According to recent data, that’s enough money to provide for close to 376,000 foster children for a full year.
That amount of money could house more than 285,700 homeless individuals for a year.
We could also provide healthcare for more than 357,000 families for that amount.
Recently, Schwab Charitable announced that it has helped facilitate more than $10 billion in grants through the donor advised funds it manages since it was founded in 1999. Vanguard Charitable was founded in 1997 and has overseen $7.7 billion in grants through its donor advised funds. The National Christian Foundation has also crossed the $10 billion mark since it opened in 1982. Fidelity Charitable has helped individuals give away billions to more than 200,000 organizations since it was founded in 1991. That’s over $30 billion from just four organizations.
Locally, we feel the impact of donor advised funds across every sector of service. There are about 30 community foundations serving the Pacific Northwest that direct millions of dollars in support to a diverse array of nonprofits and community groups through donor advised funds which they manage. For example, the Oregon Community Foundation and the Seattle Foundation, two of the largest community foundations in the country, each oversaw more than $110 million in giving in 2017, a considerable portion of which was through donor advised funds which they help administer.

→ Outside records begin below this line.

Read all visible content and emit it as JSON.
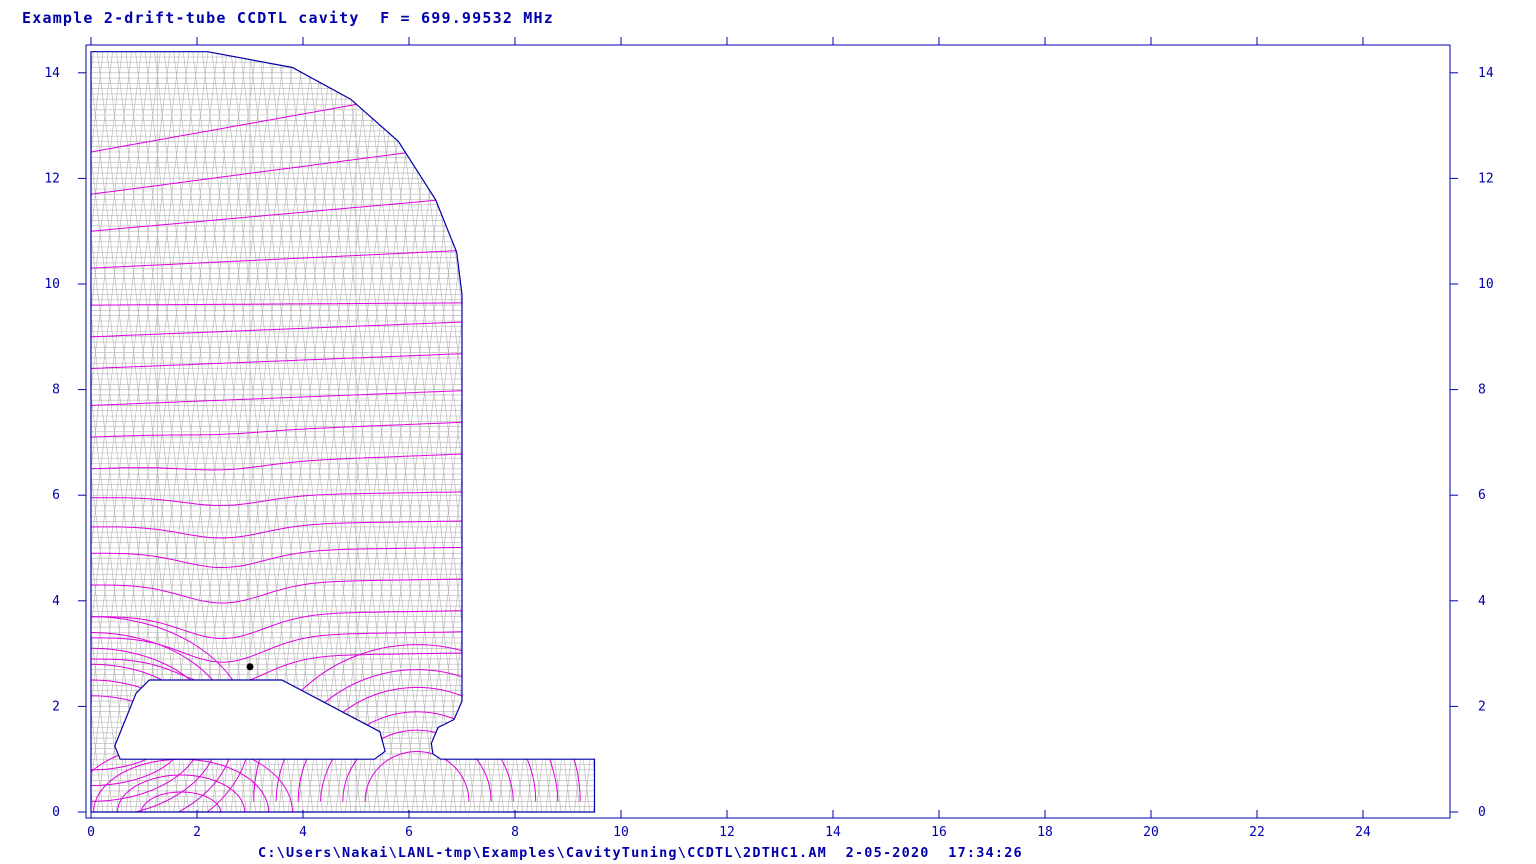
{
  "title": "Example 2-drift-tube CCDTL cavity  F = 699.99532 MHz",
  "footer": "C:\\Users\\Nakai\\LANL-tmp\\Examples\\CavityTuning\\CCDTL\\2DTHC1.AM  2-05-2020  17:34:26",
  "colors": {
    "axis": "#0000a8",
    "mesh": "#b4b4b4",
    "field_lines": "#e000e0",
    "boundary": "#0000a8",
    "marker": "#000000"
  },
  "axes": {
    "x_ticks": [
      "0",
      "2",
      "4",
      "6",
      "8",
      "10",
      "12",
      "14",
      "16",
      "18",
      "20",
      "22",
      "24"
    ],
    "y_ticks": [
      "0",
      "2",
      "4",
      "6",
      "8",
      "10",
      "12",
      "14"
    ],
    "x_range": [
      0,
      25.5
    ],
    "y_range": [
      0,
      14.4
    ]
  },
  "geometry": {
    "outer_wall": [
      [
        0,
        0
      ],
      [
        9.5,
        0
      ],
      [
        9.5,
        1.0
      ],
      [
        6.6,
        1.0
      ],
      [
        6.45,
        1.1
      ],
      [
        6.42,
        1.3
      ],
      [
        6.55,
        1.6
      ],
      [
        6.85,
        1.75
      ],
      [
        7.0,
        2.1
      ],
      [
        7.0,
        9.8
      ],
      [
        6.9,
        10.6
      ],
      [
        6.5,
        11.6
      ],
      [
        5.8,
        12.7
      ],
      [
        4.9,
        13.5
      ],
      [
        3.8,
        14.1
      ],
      [
        2.2,
        14.4
      ],
      [
        0,
        14.4
      ]
    ],
    "drift_tube": [
      [
        1.1,
        2.5
      ],
      [
        3.6,
        2.5
      ],
      [
        5.45,
        1.52
      ],
      [
        5.55,
        1.15
      ],
      [
        5.35,
        1.0
      ],
      [
        0.55,
        1.0
      ],
      [
        0.45,
        1.25
      ],
      [
        0.85,
        2.25
      ]
    ],
    "marker_point": [
      3.0,
      2.75
    ]
  },
  "field_levels": [
    2.9,
    3.3,
    3.7,
    4.3,
    4.9,
    5.4,
    5.95,
    6.5,
    7.1,
    7.7,
    8.4,
    9.0,
    9.6,
    10.3,
    11.0,
    11.7,
    12.5
  ],
  "near_levels": [
    0.3,
    0.6,
    0.9,
    1.2,
    1.5,
    1.8
  ]
}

Max Williams, CEO and President of Oregon Community Foundation, recently shared valuable perspective on how their investments in the local region play a critical role in spurring innovation and tangible solutions by being nimble and flexible in ways other funding sources, such as the government, cannot.
When you consider the vast amount of support made available through the countless donor advised funds managed by financial institutions and community foundations around the country, the potential impact of this giving starts to come into sharper focus.
The beautiful thing about philanthropy is that it does not remain stagnant. It morphs and evolves with time to adapt to the needs, practices and culture of our current society. Philanthropy is no longer solely the domain of the cigar-smoking industrialist who loomed large over the dawn of the 20th century. Now, almost anyone can establish a long-term philanthropic strategy to help serve the greater good. Tax reform legislation passed at the end of 2017 shed fresh light on donor advised funds and their potential giving impact. We are excited to see more and more individuals utilize this resource to expand their giving and deepen their support of nonprofits working to serve the common good in our communities.
As 2018 comes to a close, now is the ideal time for those of us in the funding sector, as well as for individual citizens, to take a hard look at how we give back to the communities that help lift us up. Have you considered establishing your own donor advised fund (these can be started with as little as $5,000)? Can you collaborate with friends or professional colleagues to collaborate on a community investment? Do you have ideas as to how your favorite nonprofit or community foundation could maximize their impact?
Taking a thoughtful, strategic and creative approach to giving can be an excellent way to help our communities flourish and thrive through generosity.